Frederick was born on the family farm in Baldur, MB, the son of Mr. and Mrs. Charles A. Hamilton. After graduating in 1932 with a Bachelor of Scientific Agriculture degree from the University of Manitoba, he was an Agricultural Representative in the small community of Morris, MB.
In 1940, a friend contacted him and asked whether he wanted to join his group of officers and two days later, he had joined the Royal Canadian Engineers and was on his way to Petawawa, ON. Later in the UK, he took commando training in preparation for the invasion of Sicily. On 9 July 1943, with a group 20 hand-picked sappers, Lt Hamilton was the first Canadian to in Sicily. He described his task as one of a liaison officer (LO). However, he explained he was too excited to leave the action at the front and so HQ fired him. They did not need an LO who would not report back to them. He was then assigned reconnaissance tasks. He often regaled his grandchildren with one particularly interesting war story. Apparently, at some point, he was blowing something up. While he thought everyone was out of the way, later admitting he did not check as carefully as he should have, someone came walking out of the smoke and rubble demanding to know who was in charge. It was Field Marshal Montgomery! My grandfather identified himself, needless to say shaking in his boots, but Monty gave him a “Damn fine blow. Keep up the good work!” and kept on walking by. Lt Hamilton continued to serve throughout the Italian and Northwest European Campaign. He ended his service with the rank of major, have commanded the 1st Field Company at one point.
Returning to Canada following the war, he joined the Manitoba Pool Elevators and rose through the ranks, retiring in 1975 as Executive Assistant to the President. He was also an economic advisor for the United Nations in 1955. In 1961, he was inducted into the Manitoba Order of the Buffalo Hunt at the National Conference on Farm Policy Research held in Winnipeg. He later wrote Service at Cost: A History of Manitoba Pool Elevators, 1925-1975, a history of the first 50 years in the operation of the Pool. He was married to Alice E. Stevenson. They had two daughters, Mary Ellen and Catherine Alice.

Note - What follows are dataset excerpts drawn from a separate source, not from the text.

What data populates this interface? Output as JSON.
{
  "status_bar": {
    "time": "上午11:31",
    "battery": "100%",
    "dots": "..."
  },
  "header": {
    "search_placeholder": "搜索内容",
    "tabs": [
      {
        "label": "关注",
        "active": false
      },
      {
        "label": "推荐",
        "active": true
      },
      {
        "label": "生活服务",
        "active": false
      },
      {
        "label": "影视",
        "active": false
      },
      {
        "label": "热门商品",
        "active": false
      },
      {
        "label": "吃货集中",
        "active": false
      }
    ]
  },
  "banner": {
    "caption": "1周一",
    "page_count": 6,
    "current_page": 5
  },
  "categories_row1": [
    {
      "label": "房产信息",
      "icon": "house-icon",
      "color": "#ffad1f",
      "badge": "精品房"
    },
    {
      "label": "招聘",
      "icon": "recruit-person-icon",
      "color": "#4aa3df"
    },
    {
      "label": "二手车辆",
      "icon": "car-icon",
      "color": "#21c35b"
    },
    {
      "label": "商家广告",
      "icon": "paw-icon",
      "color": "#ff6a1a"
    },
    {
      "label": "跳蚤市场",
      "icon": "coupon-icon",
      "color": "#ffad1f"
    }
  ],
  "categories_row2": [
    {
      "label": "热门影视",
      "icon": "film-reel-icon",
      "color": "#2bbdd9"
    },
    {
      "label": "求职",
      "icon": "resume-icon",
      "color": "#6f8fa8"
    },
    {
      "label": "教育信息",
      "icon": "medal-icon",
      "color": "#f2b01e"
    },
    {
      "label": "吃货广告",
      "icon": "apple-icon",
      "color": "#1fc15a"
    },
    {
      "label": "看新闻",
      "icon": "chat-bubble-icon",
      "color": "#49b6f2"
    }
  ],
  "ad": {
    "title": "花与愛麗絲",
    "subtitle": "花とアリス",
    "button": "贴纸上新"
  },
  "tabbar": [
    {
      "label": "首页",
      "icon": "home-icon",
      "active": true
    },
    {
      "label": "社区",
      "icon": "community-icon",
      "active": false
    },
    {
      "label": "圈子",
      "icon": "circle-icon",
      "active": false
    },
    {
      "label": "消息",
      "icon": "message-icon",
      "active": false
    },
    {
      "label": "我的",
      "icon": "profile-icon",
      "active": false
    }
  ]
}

He died in Winnipeg on 26 January 1997 and was buried in the Chapel Lawn Memorial Gardens.
On 9 October 1943 when the leading brigade of 1 Canadian Division attacked Gambatesa and additional ammunition was urgently required, it was essential to open the only road to it. This road was thickly mined and blown in two places; it was under observation of the enemy and was being shelled heavily. Handicapped by rain rendering action of mine detectors uncertain and risky, and although under heavy enemy fire, Lieutenant Hamilton boldly led his platoon in clearing the mines and opened the road.
The determination and example displayed by this officer and his courageous leadership of his platoon enabled the ammunition and close support weapons of the battalion to be taken forward. This action by Lieutenant Hamilton was responsible to a large degree for the success of the operations, since it is doubtful if the momentum of the advance could have been maintained had it been impossible to move the supporting weapons and ammunition forward.